C’était bien évidemment un secret de Polichinelle. La couverture prétendument scientifique revendiquée par le Japon pour pêcher la baleine n’est qu’un leurre pour les membres de la Commission baleinière internationale. Et une partie de la viande est ensuite exportée, en violation des conventions internationales sur le commerce des espèces menacées (CITES).

L’an dernier, sans se connaître, des militants écologistes et des scientifiques se procurent des sashimis de baleine dans un restaurant huppé de Los Angeles, et dans un restaurant de Séoul. Objectif, déterminer les espèces concernées et la provenance de cette chair.

A Los Angeles, Charles Hambleton a acheté quatre sashimis, dont deux étaient présentés comme étant de la baleine, et deux autres comme du cheval. Il confie la viande à un groupe de scientifiques, pour conduire une analyse génétique des échantillons. Qui confirment qu’il s’agit de « baleine de Sei », une espèce classée « en danger » sur la liste rouge de l’UICN. L’autre viande, elle, n’est pas du cheval mais du bœuf… Mieux, les analyses confirment que la viande de baleine provient de produits achetés au Japon en 2007 et 2008, qui proviendraient d’un même animal tué dans le Pacifique Nord par la flotte baleinière japonaise dans le cadre de son programme de recherches scientifiques. Ce qui motivera l’enquête fédérale déclenchée en mars dernier, dont je vous avais parlé.

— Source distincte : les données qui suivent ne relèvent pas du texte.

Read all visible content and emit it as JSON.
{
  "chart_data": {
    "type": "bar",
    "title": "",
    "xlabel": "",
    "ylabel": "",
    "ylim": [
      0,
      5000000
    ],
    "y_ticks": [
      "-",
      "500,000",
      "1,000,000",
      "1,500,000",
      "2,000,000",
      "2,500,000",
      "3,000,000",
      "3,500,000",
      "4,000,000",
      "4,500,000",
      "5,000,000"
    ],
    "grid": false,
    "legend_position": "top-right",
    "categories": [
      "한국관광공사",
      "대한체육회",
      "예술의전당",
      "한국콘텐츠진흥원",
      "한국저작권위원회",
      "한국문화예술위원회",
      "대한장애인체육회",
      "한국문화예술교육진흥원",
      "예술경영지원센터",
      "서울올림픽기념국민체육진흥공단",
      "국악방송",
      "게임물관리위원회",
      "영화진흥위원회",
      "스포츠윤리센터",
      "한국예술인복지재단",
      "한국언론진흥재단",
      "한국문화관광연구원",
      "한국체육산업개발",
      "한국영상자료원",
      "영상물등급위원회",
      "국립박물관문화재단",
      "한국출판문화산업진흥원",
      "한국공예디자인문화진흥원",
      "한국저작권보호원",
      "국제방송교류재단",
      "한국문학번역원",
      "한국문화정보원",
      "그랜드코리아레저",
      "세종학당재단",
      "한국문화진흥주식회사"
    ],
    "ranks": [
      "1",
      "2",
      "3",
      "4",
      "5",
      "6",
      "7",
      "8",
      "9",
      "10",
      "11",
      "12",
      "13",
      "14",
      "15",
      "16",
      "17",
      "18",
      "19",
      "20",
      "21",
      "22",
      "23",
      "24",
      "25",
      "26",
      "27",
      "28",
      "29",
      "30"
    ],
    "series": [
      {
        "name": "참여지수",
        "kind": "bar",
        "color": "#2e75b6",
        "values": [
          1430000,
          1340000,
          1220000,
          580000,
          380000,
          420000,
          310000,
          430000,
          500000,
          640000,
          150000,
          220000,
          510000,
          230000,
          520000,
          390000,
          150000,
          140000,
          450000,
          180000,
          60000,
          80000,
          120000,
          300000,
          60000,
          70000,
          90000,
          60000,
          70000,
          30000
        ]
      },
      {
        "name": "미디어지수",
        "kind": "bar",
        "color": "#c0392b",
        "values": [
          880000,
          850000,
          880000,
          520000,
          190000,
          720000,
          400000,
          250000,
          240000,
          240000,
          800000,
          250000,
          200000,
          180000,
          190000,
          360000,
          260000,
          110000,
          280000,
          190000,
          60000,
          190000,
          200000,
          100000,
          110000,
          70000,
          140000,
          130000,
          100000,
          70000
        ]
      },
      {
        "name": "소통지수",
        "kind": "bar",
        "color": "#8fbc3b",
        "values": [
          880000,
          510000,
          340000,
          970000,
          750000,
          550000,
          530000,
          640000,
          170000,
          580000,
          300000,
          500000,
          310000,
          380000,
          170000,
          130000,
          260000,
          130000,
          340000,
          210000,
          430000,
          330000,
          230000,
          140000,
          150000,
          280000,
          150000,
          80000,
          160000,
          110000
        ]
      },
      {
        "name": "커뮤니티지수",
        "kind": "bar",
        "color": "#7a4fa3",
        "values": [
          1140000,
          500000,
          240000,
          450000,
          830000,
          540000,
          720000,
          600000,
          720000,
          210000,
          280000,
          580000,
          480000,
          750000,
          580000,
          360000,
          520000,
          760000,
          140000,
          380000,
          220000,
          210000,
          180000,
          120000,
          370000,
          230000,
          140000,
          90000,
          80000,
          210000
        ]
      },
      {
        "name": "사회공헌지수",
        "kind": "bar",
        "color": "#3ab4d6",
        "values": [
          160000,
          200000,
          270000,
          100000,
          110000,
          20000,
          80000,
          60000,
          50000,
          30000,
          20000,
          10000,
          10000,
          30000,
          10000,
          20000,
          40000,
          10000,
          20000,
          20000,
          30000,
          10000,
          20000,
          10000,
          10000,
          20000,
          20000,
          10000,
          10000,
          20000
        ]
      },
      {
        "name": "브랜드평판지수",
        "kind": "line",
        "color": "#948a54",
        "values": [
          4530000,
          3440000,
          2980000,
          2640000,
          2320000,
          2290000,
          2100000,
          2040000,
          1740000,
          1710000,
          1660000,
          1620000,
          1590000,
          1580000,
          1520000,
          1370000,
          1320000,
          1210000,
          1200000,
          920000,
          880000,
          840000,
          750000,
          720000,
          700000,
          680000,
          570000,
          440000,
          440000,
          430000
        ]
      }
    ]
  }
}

En Corée, ce sont au total treize sashimis qui sont achetés dans un restaurant de Séoul en juin et septembre dernier. L’analyse révèle qu’il s’agit de baleine Minke, de baleine de Sei, de rorqual commun et même de dauphin. La plupart des échantillons ne peuvent provenir d’une pêche locale, car les animaux correspondants ne se trouvent pas dans l’hémisphère nord. La viande de baleine de Sei s’avère provenir d’un lot acheté au Japon en 2007, selon toute vraisemblance: la correspondance génétique est parfaite, avec un risque d’erreur évalué à moins d’une chance sur dix milliards…

En parallèle de l’enquête de justice engagée en Corée et aux Etats-Unis, les scientifiques ont demandé au Japon de rendre public son registre des données génétiques sur les animaux tués pendant ses campagnes de pêche. Ce qui serait l’occasion d’apporter une preuve définitive que la viande de baleine fait bien l’objet d’un trafic international au regard de la CITES. Et si le Japon devait être dédouané de ces infractions, cela prouverait qu’il existe une autre source de trafic, ce qui, pour les chercheurs, serait tout aussi inquiétant. En Juin, la Commission baleinière internationale devra à nouveau se prononcer sur la levée du moratoire, sous la pression du Japon, de l’Islande et de la Norvège.